DATA_DIR = PROJECT_ROOT / 'data'
NOTEBOOKS_DIR = PROJECT_ROOT / 'notebooks'
SRC_PATH = str(PROJECT_ROOT / 'src')

if SRC_PATH not in sys.path:
    sys.path.append(SRC_PATH)

In [None]:
from functools import partial
from torchvision.models import resnet

class SplitBatchNorm(torch.nn.BatchNorm2d):
    def __init__(self, num_features, num_splits, **kw):
        super().__init__(num_features, **kw)
        self.num_splits = num_splits

    def forward(self, input):
        N, C, H, W = input.shape
        if self.training or not self.track_running_stats:
            running_mean_split = self.running_mean.repeat(self.num_splits)
            running_var_split = self.running_var.repeat(self.num_splits)
            outcome = torch.nn.functional.batch_norm(
                input.view(-1, C * self.num_splits, H, W),
                running_mean_split,
                running_var_split,
                self.weight.repeat(self.num_splits),
                self.bias.repeat(self.num_splits),
                True,
                self.momentum,
                self.eps,
            ).view(N, C, H, W)
            self.running_mean.data.copy_(
                running_mean_split.view(self.num_splits, C).mean(dim=0)
            )
            self.running_var.data.copy_(
                running_var_split.view(self.num_splits, C).mean(dim=0)
            )
            return outcome
        else:
            return torch.nn.functional.batch_norm(
                input,
                self.running_mean,
                self.running_var,
                self.weight,
                self.bias,
                False,
                self.momentum,
                self.eps,
            )
        
class ModelBase(torch.nn.Module):
    """
    Common CIFAR ResNet recipe.
    Comparing with ImageNet ResNet recipe, it:
    (i) replaces conv1 with kernel=3, str=1
    (ii) removes pool1
    """

    def __init__(self, feature_dim=128, arch="resnet18", bn_splits=8):
        super(ModelBase, self).__init__()

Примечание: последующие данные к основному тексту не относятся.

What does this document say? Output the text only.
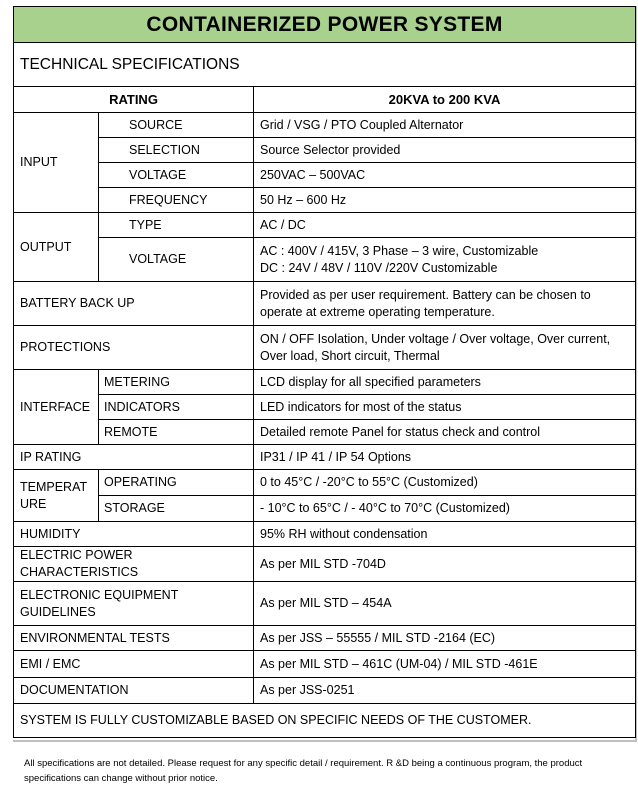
CONTAINERIZED POWER SYSTEM		
TECHNICAL SPECIFICATIONS		
RATING		20KVA to 200 KVA
INPUT	SOURCE	Grid / VSG / PTO Coupled Alternator
	SELECTION	Source Selector provided
	VOLTAGE	250VAC – 500VAC
	FREQUENCY	50 Hz – 600 Hz
OUTPUT	TYPE	AC / DC
	VOLTAGE	AC : 400V / 415V, 3 Phase – 3 wire, Customizable
DC : 24V / 48V / 110V /220V Customizable

BATTERY BACK UP		Provided as per user requirement. Battery can be chosen to operate at extreme operating temperature.
PROTECTIONS		ON / OFF Isolation, Under voltage / Over voltage, Over current, Over load, Short circuit, Thermal
INTERFACE	METERING	LCD display for all specified parameters
	INDICATORS	LED indicators for most of the status
	REMOTE	Detailed remote Panel for status check and control
IP RATING		IP31 / IP 41 / IP 54 Options

TEMPERAT
URE	OPERATING	0 to 45°C / -20°C to 55°C (Customized)
	STORAGE	- 10°C to 65°C / - 40°C to 70°C (Customized)
HUMIDITY		95% RH without condensation
ELECTRIC POWER CHARACTERISTICS		As per MIL STD -704D

ELECTRONIC EQUIPMENT
GUIDELINES		As per MIL STD – 454A
ENVIRONMENTAL TESTS		As per JSS – 55555 / MIL STD -2164 (EC)
EMI / EMC		As per MIL STD – 461C (UM-04) / MIL STD -461E
DOCUMENTATION		As per JSS-0251
SYSTEM IS FULLY CUSTOMIZABLE BASED ON SPECIFIC NEEDS OF THE CUSTOMER.		
All specifications are not detailed. Please request for any specific detail / requirement. R &D being a continuous program, the product
specifications can change without prior notice.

        # use split batchnorm
        norm_layer = (
            partial(SplitBatchNorm, num_splits=bn_splits)
            if bn_splits > 1
            else torch.nn.BatchNorm2d
        )
        # print(norm_layer)
        resnet_arch = getattr(resnet, arch)
        # print(resnet_arch)
        net = resnet_arch(num_classes=feature_dim, norm_layer=norm_layer)

        self.net = []
        for name, module in net.named_children():
            print(name)
            if name == "conv1":
                module = torch.nn.Conv2d(
                    3, 64, kernel_size=3, stride=1, padding=1, bias=False
                )
            if isinstance(module, torch.nn.MaxPool2d):
                continue
            if isinstance(module, torch.nn.Linear):
                self.net.append(torch.nn.Flatten(1))
            self.net.append(module)

        self.net = torch.nn.Sequential(*self.net)

    def forward(self, x):
        x = self.net(x)
        # note: not normalized here
        return x

def create_encoder(emb_dim):
    model = ModelBase(emb_dim)
    # model = torch.nn.DataParallel(model)
    # model.to(device)
    return model

encoder = create_encoder(128)

In [None]:
# encoder

In [None]:
RTDS_DF = pd.read_csv(DATA_DIR / 'RTDS_DATASET.csv')
RTDS_DF['filepath'] = RTDS_DF['filepath'].apply(lambda x: str(DATA_DIR / x))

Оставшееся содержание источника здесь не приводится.